Mary could also have responded, "if God thinks so highly of me, why am I so poor?  And if the Lord is with me, why did he let my father die after I prayed so hard that he wouldn't die?  These are a few ways Mary could have responded, but of course she didn't.  However, there are others who do object to such words and turn their backs on God.

Mary did not resist the call to "rejoice"' be loved and learn trust."  She did not insist on her right to fuss and fidget over depressing situations.  She said, "let it be."  She let go of all tendencies to resent those things in life that made her uncomfortable; and all those things that gradually would have made her feel unlovable and unsure of trusting anyone.

We all see the way people express their joy at a football or soccer game.  When the winning point is scored.  They jump up and down, they lift up their arms, they leap into the arms of others, they shout and scream.  But such joy is hardly the joy the angel was speaking about when he told Mary to rejoice.  St. Luke's gospel is the gospel of joy.  But the joy in this gospel is the joy that comes from the Holy Spirit.  The joy of the Holy Spirit is God's gift.  We cannot produce it ourselves.  It doesn't come from some lucky circumstance.  It comes to the one who is able to say with Mary, "Let it be done to me according to your will."  This spiritual joy surpasses all the other joys that are dependent on created things or other persons.  This joy accompanies the inner freedom that comes from letting go.

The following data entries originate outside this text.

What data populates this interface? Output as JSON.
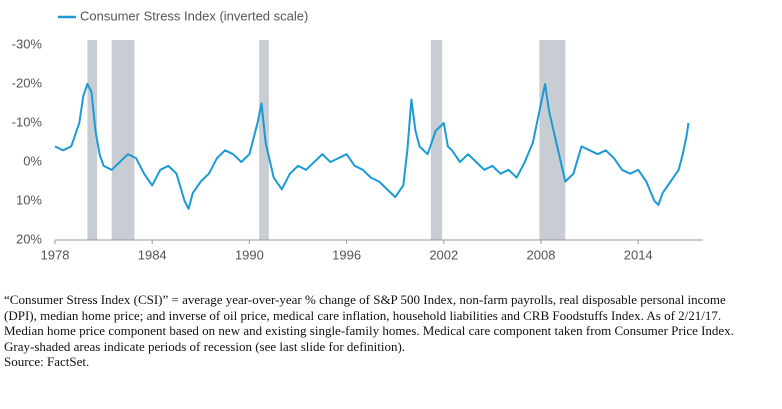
{
  "chart_data": {
    "type": "line",
    "legend": "top-left",
    "y_inverted": true,
    "x": [
      1978.0,
      1978.5,
      1979.0,
      1979.5,
      1979.75,
      1980.0,
      1980.25,
      1980.5,
      1980.75,
      1981.0,
      1981.5,
      1982.0,
      1982.5,
      1983.0,
      1983.5,
      1984.0,
      1984.5,
      1985.0,
      1985.5,
      1986.0,
      1986.25,
      1986.5,
      1987.0,
      1987.5,
      1988.0,
      1988.5,
      1989.0,
      1989.5,
      1990.0,
      1990.5,
      1990.75,
      1991.0,
      1991.5,
      1992.0,
      1992.5,
      1993.0,
      1993.5,
      1994.0,
      1994.5,
      1995.0,
      1995.5,
      1996.0,
      1996.5,
      1997.0,
      1997.5,
      1998.0,
      1998.5,
      1999.0,
      1999.5,
      1999.75,
      2000.0,
      2000.25,
      2000.5,
      2001.0,
      2001.5,
      2002.0,
      2002.25,
      2002.5,
      2003.0,
      2003.5,
      2004.0,
      2004.5,
      2005.0,
      2005.5,
      2006.0,
      2006.5,
      2007.0,
      2007.5,
      2008.0,
      2008.25,
      2008.5,
      2009.0,
      2009.5,
      2010.0,
      2010.5,
      2011.0,
      2011.5,
      2012.0,
      2012.5,
      2013.0,
      2013.5,
      2014.0,
      2014.5,
      2015.0,
      2015.25,
      2015.5,
      2016.0,
      2016.5,
      2016.75,
      2017.0,
      2017.1
    ],
    "series": [
      {
        "name": "Consumer Stress Index (inverted scale)",
        "color": "#1b9ad6",
        "values": [
          -4,
          -3,
          -4,
          -10,
          -17,
          -20,
          -18,
          -8,
          -2,
          1,
          2,
          0,
          -2,
          -1,
          3,
          6,
          2,
          1,
          3,
          10,
          12,
          8,
          5,
          3,
          -1,
          -3,
          -2,
          0,
          -2,
          -10,
          -15,
          -5,
          4,
          7,
          3,
          1,
          2,
          0,
          -2,
          0,
          -1,
          -2,
          1,
          2,
          4,
          5,
          7,
          9,
          6,
          -3,
          -16,
          -8,
          -4,
          -2,
          -8,
          -10,
          -4,
          -3,
          0,
          -2,
          0,
          2,
          1,
          3,
          2,
          4,
          0,
          -5,
          -15,
          -20,
          -13,
          -4,
          5,
          3,
          -4,
          -3,
          -2,
          -3,
          -1,
          2,
          3,
          2,
          5,
          10,
          11,
          8,
          5,
          2,
          -2,
          -7,
          -10
        ]
      }
    ],
    "recessions": [
      [
        1980.0,
        1980.6
      ],
      [
        1981.5,
        1982.9
      ],
      [
        1990.6,
        1991.2
      ],
      [
        2001.2,
        2001.9
      ],
      [
        2007.9,
        2009.5
      ]
    ],
    "recession_color": "#c8cdd3",
    "xlim": [
      1978,
      2018
    ],
    "xticks": [
      1978,
      1984,
      1990,
      1996,
      2002,
      2008,
      2014
    ],
    "ylim": [
      -30,
      20
    ],
    "yticks": [
      {
        "value": -30,
        "label": "-30%"
      },
      {
        "value": -20,
        "label": "-20%"
      },
      {
        "value": -10,
        "label": "-10%"
      },
      {
        "value": 0,
        "label": "0%"
      },
      {
        "value": 10,
        "label": "10%"
      },
      {
        "value": 20,
        "label": "20%"
      }
    ],
    "footnote": "“Consumer Stress Index (CSI)” = average year-over-year % change of S&P 500 Index, non-farm payrolls, real disposable personal income (DPI), median home price; and inverse of oil price, medical care inflation, household liabilities and CRB Foodstuffs Index. As of 2/21/17. Median home price component based on new and existing single-family homes. Medical care component taken from Consumer Price Index. Gray-shaded areas indicate periods of recession (see last slide for definition).",
    "source": "Source:  FactSet."
  }
}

Next, Mary tells us, each of you, that you are highly favored by God.  I wonder if you would believe her.  Of course, we are not full of grace in the sense that Mary was.  Yet it is a part of our faith that God loves us; and so we are highly favored by God.  Mary could have said to the angel, "Oh, there are many others better than I am.  There are others much more qualified than myself.  Why me?"  Are these our responses to God when he tells us he has loved us with an everlasting love.  Shouldn't our answer to God's love be "what would you have me to do, Lord; let it be done to me according to your word."

"The Lord is with you."  "Trust that I am with you."  This isn't going to work out.  That is what we are inclined to say when we see our ship tossed about by the storm.  When spiritual writers say "Let go; let it be," they do not mean to say that you give up trying.  God took the initiative in Mary's life, and so he takes the initiative in our lives.  God first loved us, the Scriptures reveal.  We would not be able to respond to God if he had not first called us.  I must respond to God's call with a yes.  I have to try to express my yes in the activities of each day that are my duties; I must try to say yes to the Holy Spirit's good inspirations.  When we're tempted to ignore our responsibilities and take an easier course in life, we must remember Mary and the angle's words to her, which are also directed to us: "The Lord is with you."

When we bring Mary into our home, we bring a whole new spirit, like a new immaculate garment, into our lives.  We must let the scapular of Our Lady of Mount Carmel remind us of this spirit.  Each day with Mary we can listen to the angel's words as though spoken to us by Jesus: ' "Rejoice; you are highly favored; I am with you."  And then in any sword that pierces the heart we will be able to find meaning.